Votre rapport critique également les "compromis de la realpolitik", lorsque des démocraties apportent leur soutien à des autocrates en échange de leur aide dans des dossiers comme la lutte contre le terrorisme ou la gestion des flux migratoire. Selon vous, les démocraties ne devraient plus transiger avec les régimes qui ne respectent pas les droits de l'homme...
Absolument. Même s'il convient de noter que nous avons pu constater des améliorations sur ce point, depuis que Donald Trump - qui se montrait particulièrement bienveillant à l'égard des régimes autoritaires - a quitté la Maison-Blanche.

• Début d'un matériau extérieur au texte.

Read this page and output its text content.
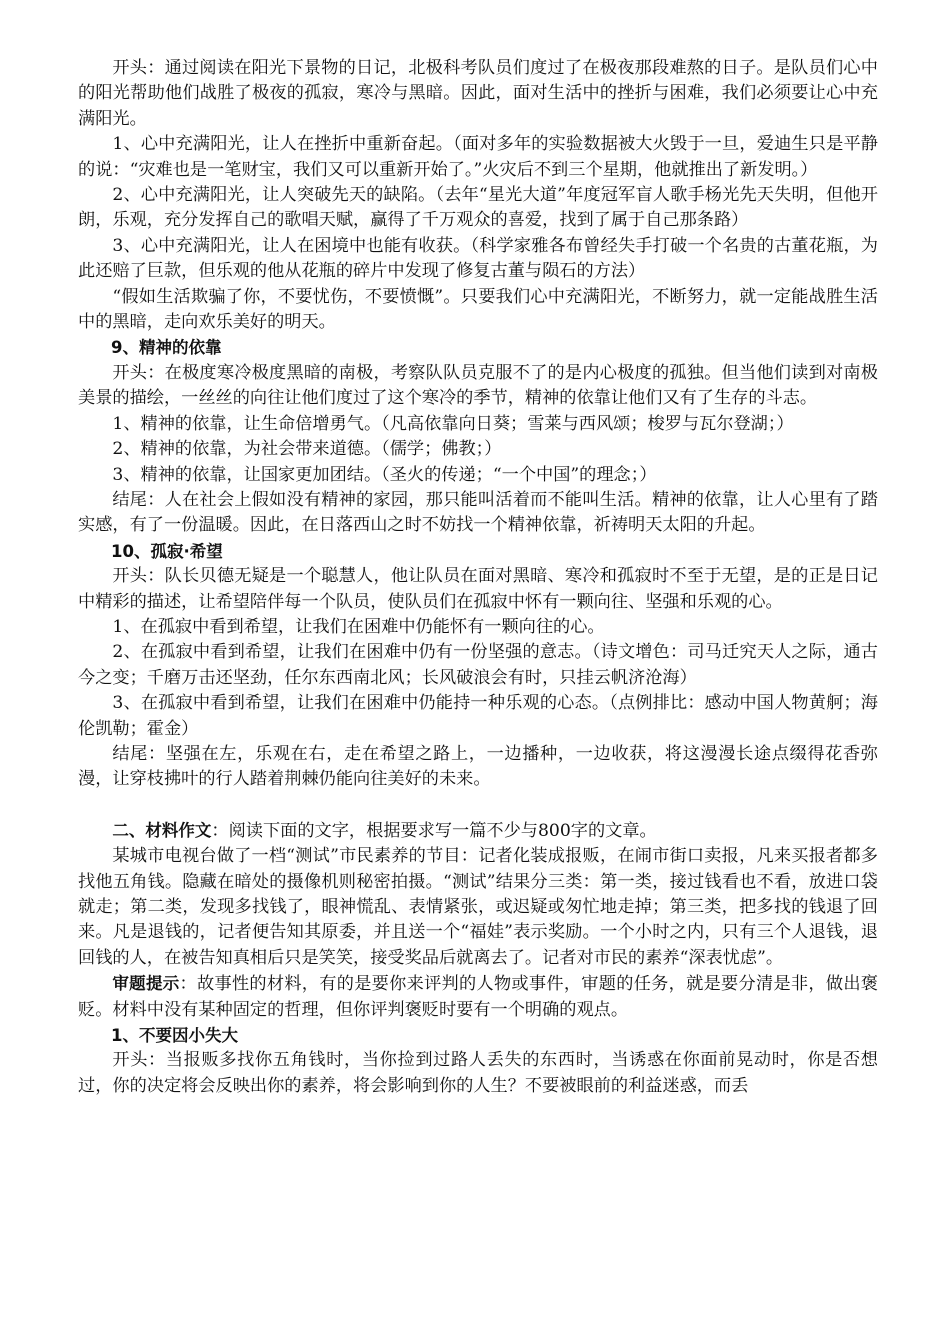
开头：通过阅读在阳光下景物的日记，北极科考队员们度过了在极夜那段难熬的日子。是队员们心中的阳光帮助他们战胜了极夜的孤寂，寒冷与黑暗。因此，面对生活中的挫折与困难，我们必须要让心中充满阳光。

1、心中充满阳光，让人在挫折中重新奋起。（面对多年的实验数据被大火毁于一旦，爱迪生只是平静的说：“灾难也是一笔财宝，我们又可以重新开始了。”火灾后不到三个星期，他就推出了新发明。）

2、心中充满阳光，让人突破先天的缺陷。（去年“星光大道”年度冠军盲人歌手杨光先天失明，但他开朗，乐观，充分发挥自己的歌唱天赋，赢得了千万观众的喜爱，找到了属于自己那条路）

3、心中充满阳光，让人在困境中也能有收获。（科学家雅各布曾经失手打破一个名贵的古董花瓶，为此还赔了巨款，但乐观的他从花瓶的碎片中发现了修复古董与陨石的方法）

“假如生活欺骗了你，不要忧伤，不要愤慨”。只要我们心中充满阳光，不断努力，就一定能战胜生活中的黑暗，走向欢乐美好的明天。

9、精神的依靠

开头：在极度寒冷极度黑暗的南极，考察队队员克服不了的是内心极度的孤独。但当他们读到对南极美景的描绘，一丝丝的向往让他们度过了这个寒冷的季节，精神的依靠让他们又有了生存的斗志。

1、精神的依靠，让生命倍增勇气。（凡高依靠向日葵；雪莱与西风颂；梭罗与瓦尔登湖；）

2、精神的依靠，为社会带来道德。（儒学；佛教；）

3、精神的依靠，让国家更加团结。（圣火的传递；“一个中国”的理念；）

结尾：人在社会上假如没有精神的家园，那只能叫活着而不能叫生活。精神的依靠，让人心里有了踏实感，有了一份温暖。因此，在日落西山之时不妨找一个精神依靠，祈祷明天太阳的升起。

10、孤寂·希望

开头：队长贝德无疑是一个聪慧人，他让队员在面对黑暗、寒冷和孤寂时不至于无望，是的正是日记中精彩的描述，让希望陪伴每一个队员，使队员们在孤寂中怀有一颗向往、坚强和乐观的心。

1、在孤寂中看到希望，让我们在困难中仍能怀有一颗向往的心。

2、在孤寂中看到希望，让我们在困难中仍有一份坚强的意志。（诗文增色：司马迁究天人之际，通古今之变；千磨万击还坚劲，任尔东西南北风；长风破浪会有时，只挂云帆济沧海）

3、在孤寂中看到希望，让我们在困难中仍能持一种乐观的心态。（点例排比：感动中国人物黄舸；海伦凯勒；霍金）

结尾：坚强在左，乐观在右，走在希望之路上，一边播种，一边收获，将这漫漫长途点缀得花香弥漫，让穿枝拂叶的行人踏着荆棘仍能向往美好的未来。

二、材料作文：阅读下面的文字，根据要求写一篇不少与800字的文章。

某城市电视台做了一档“测试”市民素养的节目：记者化装成报贩，在闹市街口卖报，凡来买报者都多找他五角钱。隐藏在暗处的摄像机则秘密拍摄。“测试”结果分三类：第一类，接过钱看也不看，放进口袋就走；第二类，发现多找钱了，眼神慌乱、表情紧张，或迟疑或匆忙地走掉；第三类，把多找的钱退了回来。凡是退钱的，记者便告知其原委，并且送一个“福娃”表示奖励。一个小时之内，只有三个人退钱，退回钱的人，在被告知真相后只是笑笑，接受奖品后就离去了。记者对市民的素养“深表忧虑”。

审题提示：故事性的材料，有的是要你来评判的人物或事件，审题的任务，就是要分清是非，做出褒贬。材料中没有某种固定的哲理，但你评判褒贬时要有一个明确的观点。

1、不要因小失大

开头：当报贩多找你五角钱时，当你捡到过路人丢失的东西时，当诱惑在你面前晃动时，你是否想过，你的决定将会反映出你的素养，将会影响到你的人生？不要被眼前的利益迷惑，而丢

Mais la marge de progression reste importante malgré tout. Parce que les meilleurs amis des autocrates se trouvent parfois être les dirigeants de certaines démocraties. La raison est simple : les autocrates parviennent parfois à se présenter comme des alliés face à certains enjeux tels que la lutte contre le terrorisme, le contrôle de l'immigration, ou le maintien d'une certaine stabilité. On peut citer notamment l'Egypte, l'Arabie saoudite, ou les Emirats arabes unis.
De ce point de vue, la proximité de la France avec l'Egypte est terrible. Le gouvernement égyptien exerce actuellement une répression extrêmement intense dans le pays. Or cela n'a pas empêché Emmanuel Macron de dérouler le tapis rouge au président al-Sissi et de lui accorder la Légion d'honneur lors de sa visite en France en décembre 2020. Dans le même temps, l'Egypte compte plus de 60 000 prisonniers politiques et recours à la torture et parfois aux exécutions dans le nord du Sinaï. Tout cela a été ignoré parce que la France voulait lui vendre des armes et comptait sur son aide dans la gestion des flux migratoires vers l'Europe.
Ce type de prise de position de la part d'une démocratie est extrêmement dommageable et rend d'autant plus difficile de lutter en faveur des droits de l'homme dans des pays comme l'Egypte. Le résultat de la bataille entre les démocraties et les autocraties ne va pas seulement dépendre de l'échec des autocrates, mais aussi sur la capacité des dirigeants des démocraties à apporter des réponses à la hauteur des enjeux globaux auxquels nous sommes confrontés.